Now that we have multiple indexes, we can perform multiple searches and combine the results. Let’s write a small helper function to assist with this:

function searchAll({queries}, q) {
  var results = _.groupBy(
    _.flatMap(queries, config => search(config, q)),
    r => r.id
  );

  return Object.keys(results)
    .map(id => getScoredResult(id, results[id], 1));
}

This function is quite similar to the search function and works in much the same way, but in practice it performs an OR across all the queries that are passed in. Now we can specify that a search should look in multiple indexes and combine the results:

searchAll({
  queries: [
    {
      index: index.titleNgram,
      requiredMatches: 0.8,
      tokenizer: s => tokenizeNgrams(s, 2)
    },
    {
      index: index.title,
      tokenizer: tokenize
    }
  ]
}, "research humor");

Weighting

Now that we can search by querying the different indexes with different parameters, we can finally introduce weighting. By adding a boost to a query, all matches from that query will be multiplied by that number:

searchAll({
  queries: [
    {
      index: index.titleNgram,
      requiredMatches: 0.8,
      tokenizer: s => tokenizeNgrams(s, 2)
    },
    {
      index: index.title,
      tokenizer: tokenize,
      boost: 20
    },
    {
      index: index.description,
      tokenizer: tokenize,
      boost: 5
    }
  ]
}, "research humor");

Now we’re searching across all indexes, but we give higher weight to matches on whole words, especially those that appear in the title.

Auto-complete

Last time, I mentioned the possibility of using so-called edge ngrams for auto-complete searches. Let’s build one more index:

var index = {
  title: indexDocuments(data, a => tokenize(a.title)),
  description: indexDocuments(data, a => tokenize(a.description)),
  titleNgram: indexDocuments(data, a => tokenizeNgrams(a.title, 2)),
  titleEdgeGrams: indexDocuments(data, a => tokenizeEdgeNgrams(a.title, 2, 15))
};
searchAll({
  queries: [
    {
      index: index.titleEdgeGrams,
      tokenizer: s => tokenizeEdgeNgrams(s, 2, 15)
    }
  ]
}, "the rol");

//=> "The Role of Comical Feet in Humor"

And with that, we’ve got a fairly powerful little search engine in just over 100 lines of plain JavaScript – and that’s even with the three lodash functions inlined, making the code completely dependency-free. Not bad!
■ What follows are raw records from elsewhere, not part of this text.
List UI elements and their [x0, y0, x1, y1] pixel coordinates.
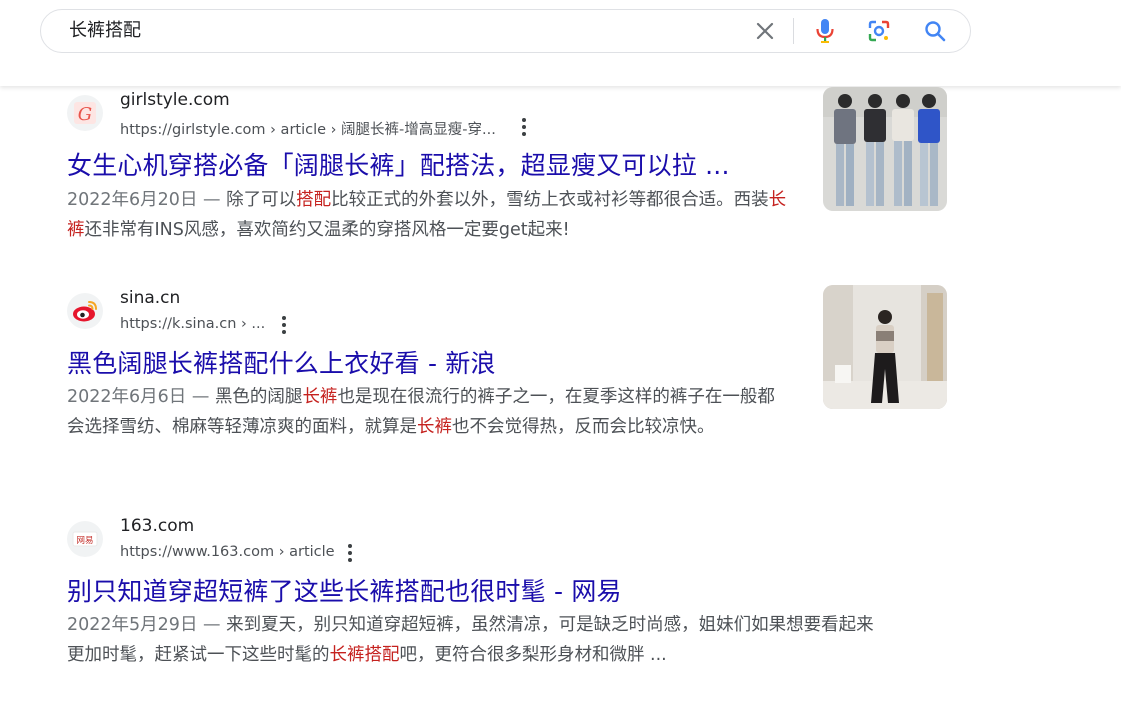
microphone-icon[interactable]	[811, 10, 839, 52]
snippet-highlight: 长裤	[302, 387, 338, 407]
snippet-text: 吧，更符合很多梨形身材和微胖 ...	[399, 645, 667, 665]
search-icon[interactable]	[921, 10, 949, 52]
svg-text:G: G	[78, 104, 92, 125]
netease-favicon-icon: 网易	[67, 521, 103, 557]
svg-text:网易: 网易	[76, 536, 93, 546]
result-url[interactable]: https://www.163.com › article	[120, 544, 335, 560]
result-title-link[interactable]: 别只知道穿超短裤了这些长裤搭配也很时髦 - 网易	[67, 572, 622, 608]
result-snippet: 2022年6月6日 — 黑色的阔腿长裤也是现在很流行的裤子之一，在夏季这样的裤子…	[67, 382, 792, 442]
result-site-name[interactable]: 163.com	[120, 516, 194, 536]
search-divider	[793, 18, 794, 44]
result-date: 2022年6月6日 —	[67, 387, 215, 407]
snippet-highlight: 长裤搭配	[329, 645, 400, 665]
snippet-text: 除了可以	[226, 190, 297, 210]
snippet-text: 还非常有INS风感，喜欢简约又温柔的穿搭风格一定要get起来!	[84, 220, 570, 240]
snippet-text: 也不会觉得热，反而会比较凉快。	[452, 417, 715, 437]
more-options-icon[interactable]	[344, 542, 356, 564]
result-thumbnail[interactable]	[823, 87, 947, 211]
weibo-favicon-icon	[67, 293, 103, 329]
girlstyle-favicon-icon: G	[67, 95, 103, 131]
result-thumbnail[interactable]	[823, 285, 947, 409]
result-title-link[interactable]: 黑色阔腿长裤搭配什么上衣好看 - 新浪	[67, 344, 496, 380]
close-icon[interactable]	[751, 10, 779, 52]
result-date: 2022年6月20日 —	[67, 190, 227, 210]
result-site-name[interactable]: sina.cn	[120, 288, 180, 308]
search-header	[0, 0, 1121, 86]
camera-lens-icon[interactable]	[864, 10, 894, 52]
result-snippet: 2022年5月29日 — 来到夏天，别只知道穿超短裤，虽然清凉，可是缺乏时尚感，…	[67, 610, 882, 670]
result-snippet: 2022年6月20日 — 除了可以搭配比较正式的外套以外，雪纺上衣或衬衫等都很合…	[67, 185, 797, 245]
search-box[interactable]	[40, 9, 971, 53]
result-date: 2022年5月29日 —	[67, 615, 227, 635]
more-options-icon[interactable]	[278, 314, 290, 336]
result-url[interactable]: https://k.sina.cn › ...	[120, 316, 265, 332]
snippet-highlight: 长裤	[417, 417, 452, 437]
search-input[interactable]	[69, 10, 669, 52]
snippet-highlight: 搭配	[296, 190, 332, 210]
result-site-name[interactable]: girlstyle.com	[120, 90, 230, 110]
result-title-link[interactable]: 女生心机穿搭必备「阔腿长裤」配搭法，超显瘦又可以拉 ...	[67, 146, 730, 182]
result-url[interactable]: https://girlstyle.com › article › 阔腿长裤-增…	[120, 118, 496, 139]
snippet-text: 黑色的阔腿	[214, 387, 303, 407]
more-options-icon[interactable]	[518, 116, 530, 138]
snippet-text: 比较正式的外套以外，雪纺上衣或衬衫等都很合适。西装	[331, 190, 769, 210]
We use a search engine like this to search through 2,000 food items on the new matvaretabellen.no. To reduce the amount of work done on the client, we serve a pre-chewed index from the server (a statically generated one, of course). You can judge for yourself how well it works, but we think it turned out quite nice.